Il gioco, attualmente in fase Alpha, non sarà un soulslike come molti avevano ipotizzato, ma un “action game spinto, dinamico e aggressivo”, incentrato sul combattimento corpo a corpo e sulla costruzione di uno stile di gioco personale. Un mix che sembra voler unire la fluidità di Devil May Cry e Bayonetta con la psicologia visionaria tipica di Remedy.
Ogni attacco con la propria arma, chiamata Aberrant, ricarica le Combat Abilities, che possono stordire i nemici e aprire la strada alle execution, colpi finali capaci di aumentare temporaneamente i danni da mischia. L’Aberrant dispone di Forme Primarie e Secondarie, ciascuna con abilità uniche, ad esempio quella che consente di lanciare in aria un avversario dopo una schivata perfetta, e offre la possibilità di sbloccare Combo Enders per infliggere danni aggiuntivi.
Non mancherà una profonda personalizzazione del gameplay. Ad esempio, si può preferire una build corpo a corpo pesante o orientarsi verso un approccio tattico, utilizzando evocazioni come le Mold Turrets, che attaccano autonomamente e applicano effetti di stato dannosi. In quanto action RPG, Resonant offrirà inoltre statistiche dettagliate e leggibili, rendendo chiara la performance di ogni configurazione.

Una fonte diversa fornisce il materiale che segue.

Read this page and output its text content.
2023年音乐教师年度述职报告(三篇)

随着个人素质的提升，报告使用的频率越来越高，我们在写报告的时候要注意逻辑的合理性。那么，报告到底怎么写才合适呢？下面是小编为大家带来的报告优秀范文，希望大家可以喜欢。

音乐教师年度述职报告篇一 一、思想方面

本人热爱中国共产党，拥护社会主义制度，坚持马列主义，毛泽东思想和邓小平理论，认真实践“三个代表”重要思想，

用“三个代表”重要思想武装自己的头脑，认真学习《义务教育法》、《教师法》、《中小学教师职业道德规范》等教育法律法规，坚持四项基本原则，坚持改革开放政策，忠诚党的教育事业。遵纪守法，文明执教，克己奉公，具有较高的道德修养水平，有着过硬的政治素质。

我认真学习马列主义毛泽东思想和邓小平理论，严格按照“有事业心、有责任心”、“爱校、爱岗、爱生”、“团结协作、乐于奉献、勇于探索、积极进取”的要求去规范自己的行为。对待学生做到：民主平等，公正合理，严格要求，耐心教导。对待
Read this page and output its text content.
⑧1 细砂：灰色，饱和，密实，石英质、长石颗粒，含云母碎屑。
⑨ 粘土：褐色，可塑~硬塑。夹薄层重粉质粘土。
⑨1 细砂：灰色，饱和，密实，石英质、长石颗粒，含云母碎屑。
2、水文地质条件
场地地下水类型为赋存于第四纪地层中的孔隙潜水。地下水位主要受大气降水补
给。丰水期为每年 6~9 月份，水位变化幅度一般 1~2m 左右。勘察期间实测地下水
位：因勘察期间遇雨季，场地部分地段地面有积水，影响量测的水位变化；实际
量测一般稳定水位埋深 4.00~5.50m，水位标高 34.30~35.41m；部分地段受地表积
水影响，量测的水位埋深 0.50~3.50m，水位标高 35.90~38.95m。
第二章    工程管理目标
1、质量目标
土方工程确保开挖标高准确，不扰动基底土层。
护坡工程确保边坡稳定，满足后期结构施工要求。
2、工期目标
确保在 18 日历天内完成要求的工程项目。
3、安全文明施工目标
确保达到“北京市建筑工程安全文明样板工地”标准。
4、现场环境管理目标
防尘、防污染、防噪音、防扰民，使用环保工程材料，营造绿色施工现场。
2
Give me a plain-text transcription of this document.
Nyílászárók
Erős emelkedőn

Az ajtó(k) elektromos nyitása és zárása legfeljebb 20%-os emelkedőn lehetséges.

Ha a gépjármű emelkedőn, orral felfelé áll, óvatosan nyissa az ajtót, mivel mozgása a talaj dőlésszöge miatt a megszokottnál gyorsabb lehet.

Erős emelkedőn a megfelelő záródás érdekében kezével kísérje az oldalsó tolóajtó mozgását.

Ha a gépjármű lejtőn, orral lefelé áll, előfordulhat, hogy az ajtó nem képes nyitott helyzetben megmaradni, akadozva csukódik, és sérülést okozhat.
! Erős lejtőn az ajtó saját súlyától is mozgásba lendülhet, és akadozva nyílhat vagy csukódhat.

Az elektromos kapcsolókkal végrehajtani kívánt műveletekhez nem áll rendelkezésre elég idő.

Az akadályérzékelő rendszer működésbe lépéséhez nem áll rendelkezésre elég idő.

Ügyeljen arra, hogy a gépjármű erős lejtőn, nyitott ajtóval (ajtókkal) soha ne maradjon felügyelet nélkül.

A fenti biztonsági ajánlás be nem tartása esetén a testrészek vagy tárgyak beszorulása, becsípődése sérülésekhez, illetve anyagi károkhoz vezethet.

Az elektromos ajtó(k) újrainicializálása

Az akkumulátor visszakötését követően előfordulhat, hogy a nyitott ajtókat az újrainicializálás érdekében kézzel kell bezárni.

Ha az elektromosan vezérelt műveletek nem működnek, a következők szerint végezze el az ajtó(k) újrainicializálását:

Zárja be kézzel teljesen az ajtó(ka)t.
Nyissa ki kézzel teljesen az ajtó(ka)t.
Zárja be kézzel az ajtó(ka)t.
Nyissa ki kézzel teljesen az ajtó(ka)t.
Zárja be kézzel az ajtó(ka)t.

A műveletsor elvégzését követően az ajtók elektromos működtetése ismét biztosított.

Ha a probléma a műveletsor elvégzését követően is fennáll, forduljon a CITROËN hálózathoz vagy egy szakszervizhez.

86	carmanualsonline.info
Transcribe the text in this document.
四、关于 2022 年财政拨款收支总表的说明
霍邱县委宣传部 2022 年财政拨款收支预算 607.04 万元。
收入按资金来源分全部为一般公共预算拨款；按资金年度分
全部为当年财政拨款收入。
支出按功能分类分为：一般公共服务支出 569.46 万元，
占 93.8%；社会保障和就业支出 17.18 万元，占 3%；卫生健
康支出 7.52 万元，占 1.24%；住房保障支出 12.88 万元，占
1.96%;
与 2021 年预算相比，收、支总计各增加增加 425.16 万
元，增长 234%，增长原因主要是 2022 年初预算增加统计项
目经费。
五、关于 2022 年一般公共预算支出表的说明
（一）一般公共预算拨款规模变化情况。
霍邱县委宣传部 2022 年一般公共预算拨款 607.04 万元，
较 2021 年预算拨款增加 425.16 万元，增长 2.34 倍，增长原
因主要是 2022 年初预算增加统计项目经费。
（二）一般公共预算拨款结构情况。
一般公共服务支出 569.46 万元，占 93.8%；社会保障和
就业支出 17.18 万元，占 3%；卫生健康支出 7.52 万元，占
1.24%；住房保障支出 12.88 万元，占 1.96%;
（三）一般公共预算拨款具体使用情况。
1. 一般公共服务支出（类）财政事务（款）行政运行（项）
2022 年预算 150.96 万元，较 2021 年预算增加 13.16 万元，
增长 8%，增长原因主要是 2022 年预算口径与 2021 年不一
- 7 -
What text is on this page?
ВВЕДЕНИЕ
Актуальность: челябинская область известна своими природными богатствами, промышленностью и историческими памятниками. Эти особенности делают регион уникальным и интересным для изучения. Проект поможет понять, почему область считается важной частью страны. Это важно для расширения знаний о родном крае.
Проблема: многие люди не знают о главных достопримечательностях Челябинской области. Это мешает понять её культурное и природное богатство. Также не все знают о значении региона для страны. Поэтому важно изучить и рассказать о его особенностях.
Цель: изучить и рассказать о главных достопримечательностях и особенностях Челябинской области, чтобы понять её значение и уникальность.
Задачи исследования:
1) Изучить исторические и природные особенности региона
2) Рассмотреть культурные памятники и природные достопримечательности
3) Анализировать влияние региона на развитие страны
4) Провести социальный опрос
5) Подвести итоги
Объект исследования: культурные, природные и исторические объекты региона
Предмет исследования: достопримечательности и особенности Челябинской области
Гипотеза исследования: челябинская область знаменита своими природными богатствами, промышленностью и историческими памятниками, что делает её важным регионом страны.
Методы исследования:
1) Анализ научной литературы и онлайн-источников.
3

Attraverso il “Gap”, uno spazio onirico collegato alla psiche di Dylan accessibile semplicemente premendo la croce direzionale del DualSense, i giocatori potranno perfezionare ulteriormente il proprio personaggio. Il sistema di Talenti andrà a migliorare la sinergia tra abilità e attacchi corpo a corpo, con potenziamenti come Perfect Dodge, Extended Dash o Backstab Damage.
I poteri principali si ottengono sconfiggendo i Resonant, boss potenti che popolano Manhattan. Alcuni di essi, come i Seekers, evocano entità telecinetiche sempre più instabili da scagliare contro i nemici, introducendo varianti di gameplay e stili differenti a seconda delle scelte compiute.
Jesse Faden, protagonista del primo capitolo, sarà ancora un personaggio chiave della storia del sequel, ma non sarà controllabile direttamente dal giocatore confermando quindi che solo Dylan sarà protagonista di questo sequel. Tra le new entry del cast troviamo Zoe de Vera, interpretata da Frankie Kevich (voce inglese di Rinko in Silent Hill f), nel ruolo di handler di Dylan.
Basato su una versione aggiornata del motore Northlight, Control: Resonant promette più nemici a schermo, distanze visive ampliate e un framerate stabile a 60 FPS su tutte le piattaforme. Manhattan sarà divisa in zone distinte, ciascuna con stile visivo, segreti e lore propri: un design più leggibile e funzionale rispetto al capitolo precedente. Niente mondo aperto o mappe dispersive: l’obiettivo, afferma Remedy, “non è ripulire la mappa, ma esplorarla”.